Showing posts with label insecurity. Show all posts
Showing posts with label insecurity. Show all posts

Monday, August 03, 2009

Does this Tweet make me look fat? Social media and insecurity

I've come to the conclusion -- based on 20 minutes of intense navel gazing and some market research that involved eating a cupcake and almost asking someone a question -- that social media has a great capacity to make insecure people feel even more insecure.

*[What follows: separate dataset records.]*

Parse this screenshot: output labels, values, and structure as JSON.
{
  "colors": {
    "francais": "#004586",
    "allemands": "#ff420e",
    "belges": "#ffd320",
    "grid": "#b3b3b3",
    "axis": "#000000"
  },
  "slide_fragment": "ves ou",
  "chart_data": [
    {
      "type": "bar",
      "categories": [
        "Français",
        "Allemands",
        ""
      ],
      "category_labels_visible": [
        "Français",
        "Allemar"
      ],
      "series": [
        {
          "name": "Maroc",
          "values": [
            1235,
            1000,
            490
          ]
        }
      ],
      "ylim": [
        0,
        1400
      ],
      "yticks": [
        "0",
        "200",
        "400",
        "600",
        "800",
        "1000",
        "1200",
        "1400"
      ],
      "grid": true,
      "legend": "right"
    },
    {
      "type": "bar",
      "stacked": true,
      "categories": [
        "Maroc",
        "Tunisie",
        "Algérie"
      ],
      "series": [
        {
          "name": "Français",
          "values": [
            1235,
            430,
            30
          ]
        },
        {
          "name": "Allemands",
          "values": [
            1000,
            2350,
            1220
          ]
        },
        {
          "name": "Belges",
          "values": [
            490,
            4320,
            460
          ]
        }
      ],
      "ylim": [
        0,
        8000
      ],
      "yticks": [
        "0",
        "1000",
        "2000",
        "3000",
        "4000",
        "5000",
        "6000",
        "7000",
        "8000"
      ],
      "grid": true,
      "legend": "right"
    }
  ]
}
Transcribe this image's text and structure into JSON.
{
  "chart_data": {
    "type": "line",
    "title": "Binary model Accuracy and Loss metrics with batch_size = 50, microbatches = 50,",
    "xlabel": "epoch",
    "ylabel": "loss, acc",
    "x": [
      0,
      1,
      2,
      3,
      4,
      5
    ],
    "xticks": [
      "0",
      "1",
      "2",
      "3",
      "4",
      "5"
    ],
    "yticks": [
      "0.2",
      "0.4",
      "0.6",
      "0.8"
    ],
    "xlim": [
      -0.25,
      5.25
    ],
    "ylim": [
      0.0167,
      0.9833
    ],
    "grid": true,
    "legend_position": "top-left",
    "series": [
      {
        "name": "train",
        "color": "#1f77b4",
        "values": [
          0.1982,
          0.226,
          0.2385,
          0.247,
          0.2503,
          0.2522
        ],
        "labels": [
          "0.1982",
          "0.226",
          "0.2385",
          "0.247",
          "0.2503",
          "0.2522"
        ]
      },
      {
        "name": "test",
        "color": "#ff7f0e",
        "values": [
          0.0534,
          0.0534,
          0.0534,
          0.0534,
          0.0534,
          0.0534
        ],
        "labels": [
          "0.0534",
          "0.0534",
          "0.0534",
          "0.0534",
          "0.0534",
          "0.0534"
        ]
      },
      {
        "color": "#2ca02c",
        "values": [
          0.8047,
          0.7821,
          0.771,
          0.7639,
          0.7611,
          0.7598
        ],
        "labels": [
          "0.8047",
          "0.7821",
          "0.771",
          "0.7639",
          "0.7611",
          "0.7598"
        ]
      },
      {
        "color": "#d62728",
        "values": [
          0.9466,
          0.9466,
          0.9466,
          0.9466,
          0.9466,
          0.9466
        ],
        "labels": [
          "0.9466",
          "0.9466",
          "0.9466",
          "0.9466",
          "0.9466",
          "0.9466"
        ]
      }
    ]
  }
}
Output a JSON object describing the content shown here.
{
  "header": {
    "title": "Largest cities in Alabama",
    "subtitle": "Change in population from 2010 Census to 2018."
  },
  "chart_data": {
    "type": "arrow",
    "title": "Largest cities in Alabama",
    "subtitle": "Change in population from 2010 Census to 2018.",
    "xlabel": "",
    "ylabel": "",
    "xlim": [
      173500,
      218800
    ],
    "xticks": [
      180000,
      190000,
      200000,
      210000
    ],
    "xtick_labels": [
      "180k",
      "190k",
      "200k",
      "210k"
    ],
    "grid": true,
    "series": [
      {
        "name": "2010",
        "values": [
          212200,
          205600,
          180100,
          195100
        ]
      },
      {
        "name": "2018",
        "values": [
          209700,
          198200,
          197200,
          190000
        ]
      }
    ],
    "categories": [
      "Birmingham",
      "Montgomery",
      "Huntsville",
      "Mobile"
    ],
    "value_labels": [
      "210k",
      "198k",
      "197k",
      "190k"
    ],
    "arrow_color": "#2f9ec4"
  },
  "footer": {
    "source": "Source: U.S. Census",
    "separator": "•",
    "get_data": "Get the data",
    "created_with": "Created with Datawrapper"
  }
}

Now, I don't know about you but there are a lot of things that make me insecure. Being alive, for example. Wet sneezes when being introduced to royalty, for another. And on the surface, social media such as Facebook and Twitter should help alleviate those insecurities for the very simple fact that I can interact with people without actually having to see them or be in their presence. Also, I have the ability to review and revise every word I type, unlike the whole talking thing where every goddamn word I speak just shoots out of my mouth like a giant, ill-advised Pez.

The downside to social media is that it actually quantifies your popularity. When I was in middle school, quantifying my popularity just meant being told by prepubescent mean girls which of their friends hated me that week. Sure, there were usually charts involved and a monthly slide presentation, but more often than not, I could just let the derision go, like water off a duck's back. Sometimes I strapped an actual duck to my back to facilitate the process. (Not true, PETA. Don't sue me.)

But nowadays, every time I log onto Facebook, I can see how many friends I have. And for the most part, I'm happy because it's a nice healthy number and it likely means I won't have to hire professional mourners when I pass on -- an important savings in today's troubled economy. On the downside, I can see when I lose a friend and IT DRIVES ME CRAZY. It happened last month and I spent three hours sitting on the couch wondering if I should turn my obsessive-compulsive disorder to "ON" and comb through my friends list to determine who the missing traitor friend was. And after solving that question, I spent another few hours wondering what I could have done to drive this person away. Were they jealous of my FARKLE score? Did I denigrate their farm? Did I not reciprocate a super poke? And it's not even that I'm that upset on a personal level -- obviously, if I don't know who's missing, we weren't braiding each other's hair and trading Keith Olbermann fan fiction links every day -- I just can't stand not knowing.

Twitter can be even worse because of the dreaded spambots. Was I devastated to learn that Foxxy6969 was not really my friend but only there for cheap and tawdry marketing purposes? Yes, I was. I'd never had a friend with two x's in their name before and I was looking forward to some in-depth 140 character discussions of tyopography. But no, she was not even a real person!

One particularly terrible afternoon, I lost 20 Twitter followers...and ended up sifting through all of my tweets trying to figure out which of them could have triggered the mass exodus. That was no help at all -- they ALL could have driven people away. (My pledge to you: no more drunk Twittering. It's my new standard of excellence.) There's simply no way of knowing why a Twitter follower comes or goes. The only rational way of coping with the loss is to turn to the tried-and-true philophy of WWSD: What Would Sockington Do? How does the most popular cat on Twitter handle rejection? He probably just vomits spitefully and goes to sleep in the sun, right? And if it's good enough for him...

So what about you? Does social media stoke your insecurities...or is it, um, just me?